Euer Baby soll sich bei uns sicher fühlen, und seine Entwicklungsschritte in seinem Tempo machen können - dazu gehört auch das freiwillige Tauchen.
Aus diesem Grund führen wir die Babys langsam und behutsam an dieses Thema heran. Mit Übungen zum Einatmen und auch zum bewussten Ausatmen unter Wasser beginnen wir in unseren Kursen, die Babys auf das Tauchen vorzubereiten. 🐬 Klar kann das Gesicht des Babys beim "Sprung" vom Beckenrand einmal nass werden oder auch leicht untertauchen. Es gibt auch Babys, die freiwillig ihr Gesicht ins Wasser tauchen, ohne sich dabei zu verschlucken und dies ist alles in Ordnung.
Solange das Baby über dem Wasser ist, können seine Eltern sehen, ob es ihm Spass macht oder nicht und darauf reagieren. Das Untertauchen ist fremdbestimmt und deshalb aus unserer Sicht heikel. Was soll der Nutzen davon sein? 🤔 Auch wenn Babys in einem Babyschwimmkurs untergetaucht werden, besteht keine Sicherheit vor dem Ertrinken. Grundsätzlich muss im Wasser immer auf die Kinder aufgepasst werden, bis sie sicher schwimmen können.

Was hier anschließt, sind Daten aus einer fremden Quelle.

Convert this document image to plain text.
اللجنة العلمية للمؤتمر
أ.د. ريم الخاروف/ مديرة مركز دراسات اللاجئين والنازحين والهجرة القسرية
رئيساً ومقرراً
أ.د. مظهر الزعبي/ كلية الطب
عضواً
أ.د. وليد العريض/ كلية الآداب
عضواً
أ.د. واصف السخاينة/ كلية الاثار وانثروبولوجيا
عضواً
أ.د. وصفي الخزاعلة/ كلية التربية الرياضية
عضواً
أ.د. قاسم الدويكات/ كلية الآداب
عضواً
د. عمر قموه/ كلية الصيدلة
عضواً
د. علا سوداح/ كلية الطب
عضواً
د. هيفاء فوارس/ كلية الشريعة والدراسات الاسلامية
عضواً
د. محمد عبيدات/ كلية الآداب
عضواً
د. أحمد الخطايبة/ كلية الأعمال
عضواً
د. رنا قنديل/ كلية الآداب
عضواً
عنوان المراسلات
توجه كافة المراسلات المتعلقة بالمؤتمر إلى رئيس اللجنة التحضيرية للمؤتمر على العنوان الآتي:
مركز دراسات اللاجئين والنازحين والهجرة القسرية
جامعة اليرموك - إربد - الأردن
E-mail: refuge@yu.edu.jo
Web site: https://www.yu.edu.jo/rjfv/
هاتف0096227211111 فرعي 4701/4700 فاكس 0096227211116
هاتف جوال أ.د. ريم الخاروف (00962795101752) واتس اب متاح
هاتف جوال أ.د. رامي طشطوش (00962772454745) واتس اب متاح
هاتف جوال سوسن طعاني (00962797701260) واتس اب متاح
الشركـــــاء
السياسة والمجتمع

Es gibt Kinder die, obwohl sie jahrelang mehrmals in der Woche im Schwimmbad sind, nie freiwillig tauchen. Plötzlich sind sie dann aber bereit, selbst zu tauchen und haben sogar Freude daran. Wie kommt das? Die Voraussetzung dafür ist Selbstvertrauen, Sicherheit und der Mut, sich zu überwinden. 💕 Dieser Prozess kann Jahre dauern und ist je nach Kind sehr unterschiedlich. Indem das Baby zum Tauchen gezwungen wird oder manchmal auch nur, wenn es aus Versehen untertaucht und sofort wieder hochgehoben wird, kann dieser Reifungsprozess unterbrochen oder verzögert werden.
Grundsätzlich vertreten wir die Philosophie des Schweizerischen Dachverbands "swimsports". Dazu hier ein paar Auszüge aus deren Publikation:
swimsports befasst sich seit Jahren mit der Thematik des fremdbestimmten Untertauchens (das Baby unter Wasser ziehen/drücken oder einfach loslassen). Es existieren keine Belege dafür, dass das Kind schneller schwimmen lernt oder einen anderen positiven Nutzen davon hat, wenn es als Baby getaucht wird. Im Gegensatz dazu stehen diverse Belege für gesundheitliche Gefahren und mögliche langfristige Schäden. Wir stehen ein für das selbstbestimmte Tauchen lernen durch das Kind zum selbst gewählten Zeitpunkt.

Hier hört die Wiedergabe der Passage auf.